Au titre de la conception et de l’organisation du travail, la flexibilisation du temps de travail se traduit dans certains cas par un temps partiel « donné » ou la possibilité du télétravail, voire de travailler dans un espace spécialement aménagé en dehors des murs de l’organisation (co-working). Cette flexibilisation marque l’émergence d’un style nouveau de management cherchant à s’ajuster aux nouvelles attentes des jeunes générations.

Les atouts principaux des employeurs français et suisses ont été regroupés, dans le Tableau 2 suivant, en quatre catégories : les conditions matérielles d’emploi et le soutien organisationnel; les valeurs et le sens de la mission publique; le style de leadership et la gestion des ressources humaines; ainsi que le développement personnel et professionnel.
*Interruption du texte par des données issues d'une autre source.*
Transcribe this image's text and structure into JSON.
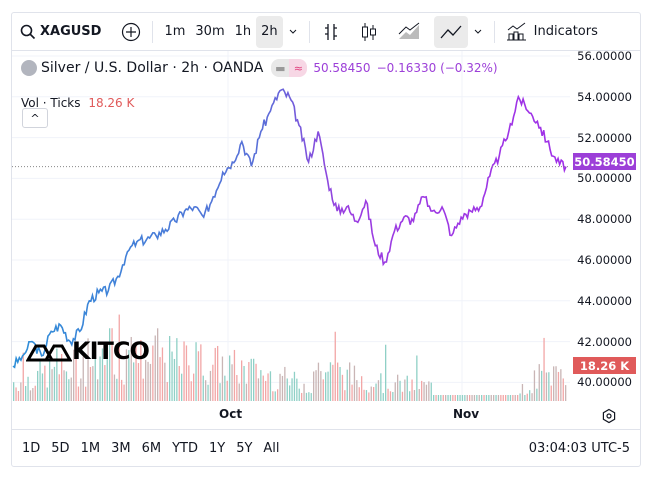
{
  "toolbar": {
    "symbol": "XAGUSD",
    "intervals": [
      "1m",
      "30m",
      "1h",
      "2h"
    ],
    "selected_interval": "2h",
    "indicators_label": "Indicators"
  },
  "legend": {
    "title": "Silver / U.S. Dollar · 2h · OANDA",
    "price": "50.58450",
    "change": "−0.16330 (−0.32%)",
    "price_color": "#9c3fd8"
  },
  "volume": {
    "label": "Vol · Ticks",
    "value": "18.26 K",
    "color": "#e05a5a"
  },
  "price_axis": [
    "56.00000",
    "54.00000",
    "52.00000",
    "50.00000",
    "48.00000",
    "46.00000",
    "44.00000",
    "42.00000",
    "40.00000"
  ],
  "last_price_label": "50.58450",
  "last_volume_label": "18.26 K",
  "time_axis": [
    "Oct",
    "Nov"
  ],
  "ranges": [
    "1D",
    "5D",
    "1M",
    "3M",
    "6M",
    "YTD",
    "1Y",
    "5Y",
    "All"
  ],
  "clock": "03:04:03 UTC-5",
  "logo_text": "KITCO",
  "chart_data": {
    "type": "line",
    "ylim": [
      40,
      56
    ],
    "series": [
      {
        "name": "XAGUSD",
        "values": [
          40.8,
          41.3,
          42.0,
          41.3,
          42.5,
          42.8,
          42.0,
          42.5,
          44.0,
          44.4,
          44.5,
          45.2,
          46.4,
          46.9,
          47.0,
          47.2,
          47.5,
          47.9,
          48.4,
          48.6,
          48.1,
          49.1,
          50.3,
          50.8,
          51.8,
          50.6,
          52.3,
          53.3,
          54.3,
          54.0,
          52.6,
          50.8,
          52.3,
          49.9,
          48.4,
          48.6,
          47.9,
          48.9,
          46.7,
          45.9,
          47.4,
          48.1,
          47.9,
          49.1,
          48.4,
          48.6,
          47.2,
          48.1,
          48.4,
          48.6,
          50.1,
          51.1,
          52.3,
          54.0,
          53.3,
          52.8,
          51.8,
          50.8,
          50.58
        ]
      }
    ]
  }
}
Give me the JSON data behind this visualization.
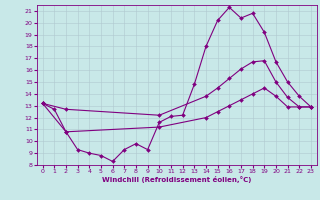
{
  "xlabel": "Windchill (Refroidissement éolien,°C)",
  "bg_color": "#c8e8e8",
  "line_color": "#800080",
  "grid_color": "#b0c8d0",
  "xlim": [
    -0.5,
    23.5
  ],
  "ylim": [
    8,
    21.5
  ],
  "yticks": [
    8,
    9,
    10,
    11,
    12,
    13,
    14,
    15,
    16,
    17,
    18,
    19,
    20,
    21
  ],
  "xticks": [
    0,
    1,
    2,
    3,
    4,
    5,
    6,
    7,
    8,
    9,
    10,
    11,
    12,
    13,
    14,
    15,
    16,
    17,
    18,
    19,
    20,
    21,
    22,
    23
  ],
  "line1_x": [
    0,
    1,
    2,
    3,
    4,
    5,
    6,
    7,
    8,
    9,
    10,
    11,
    12,
    13,
    14,
    15,
    16,
    17,
    18,
    19,
    20,
    21,
    22,
    23
  ],
  "line1_y": [
    13.2,
    12.7,
    10.8,
    9.3,
    9.0,
    8.8,
    8.3,
    9.3,
    9.8,
    9.3,
    11.6,
    12.1,
    12.2,
    14.8,
    18.0,
    20.2,
    21.3,
    20.4,
    20.8,
    19.2,
    16.7,
    15.0,
    13.8,
    12.9
  ],
  "line2_x": [
    0,
    2,
    10,
    14,
    15,
    16,
    17,
    18,
    19,
    20,
    21,
    22,
    23
  ],
  "line2_y": [
    13.2,
    12.7,
    12.2,
    13.8,
    14.5,
    15.3,
    16.1,
    16.7,
    16.8,
    15.0,
    13.7,
    12.9,
    12.9
  ],
  "line3_x": [
    0,
    2,
    10,
    14,
    15,
    16,
    17,
    18,
    19,
    20,
    21,
    22,
    23
  ],
  "line3_y": [
    13.2,
    10.8,
    11.2,
    12.0,
    12.5,
    13.0,
    13.5,
    14.0,
    14.5,
    13.8,
    12.9,
    12.9,
    12.9
  ],
  "marker": "D",
  "markersize": 2,
  "linewidth": 0.8,
  "tick_fontsize": 4.5,
  "xlabel_fontsize": 5.0
}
On peut y remarquer en gras les atouts communs aux deux pays.

Tableau 2

Principaux atouts des employeurs du bassin

Principaux atouts des employeurs du bassin

-> See the list of tables

Principaux concurrents identifiés sur le marché de l’emploi par les organisations publiques

Logiques convergentes de concurrence entre la Suisse et la France

Certaines logiques restent identiques entre les employeurs publics suisses et français dans leur profilage stratégique. Il s’agit d’abord d’une logique de proximité géographique, qui place dans les deux cas l’employeur privé en haut de la liste[17]. Dans un deuxième temps, une logique sectorielle de concurrence existe entre les organisations publiques oeuvrant dans les mêmes domaines de compétence.
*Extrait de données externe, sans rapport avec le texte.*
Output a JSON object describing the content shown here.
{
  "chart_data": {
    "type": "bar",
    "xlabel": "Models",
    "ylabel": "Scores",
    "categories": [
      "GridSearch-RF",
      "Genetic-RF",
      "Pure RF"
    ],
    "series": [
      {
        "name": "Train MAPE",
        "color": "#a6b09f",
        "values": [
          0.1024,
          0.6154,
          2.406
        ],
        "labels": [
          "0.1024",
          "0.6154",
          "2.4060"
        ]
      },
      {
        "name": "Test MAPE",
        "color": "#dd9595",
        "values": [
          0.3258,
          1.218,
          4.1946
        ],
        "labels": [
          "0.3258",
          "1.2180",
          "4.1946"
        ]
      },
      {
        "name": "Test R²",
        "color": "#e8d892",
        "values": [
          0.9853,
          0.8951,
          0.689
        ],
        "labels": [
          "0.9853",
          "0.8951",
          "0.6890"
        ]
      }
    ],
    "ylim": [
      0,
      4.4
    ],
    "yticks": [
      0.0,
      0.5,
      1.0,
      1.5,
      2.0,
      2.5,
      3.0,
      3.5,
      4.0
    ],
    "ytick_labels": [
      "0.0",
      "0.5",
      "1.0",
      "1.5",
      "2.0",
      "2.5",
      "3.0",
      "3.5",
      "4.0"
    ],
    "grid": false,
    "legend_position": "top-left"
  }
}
En Suisse, la logique de proximité géographique se révèle dans la concurrence que se livrent les employeurs publics ou semi-publics du Grand Genève. Cette concurrence n’est pas importante mais opère pour toutes les fonctions qui se retrouvent dans la plupart des organisations, en particulier les fonctions dites de support. En France, d’autres collectivités en quête des mêmes compétences, et donc à la recherche des mêmes profils de candidats, peuvent rivaliser. EFR7 avance même que certaines collectivités « volent les bons candidats ».

Logiques divergentes de concurrence entre la Suisse et la France

Un premier constat ressort très clairement : les employeurs actifs en France ne sont quasiment jamais mentionnés en tant que concurrents sur le marché de l’emploi public suisse. Cependant, le bassin élargi de l’emploi suisse concerne aussi les organisations publiques ou privées internationales pour des fonctions très pointues, des profils spécialisés ou davantage managériaux.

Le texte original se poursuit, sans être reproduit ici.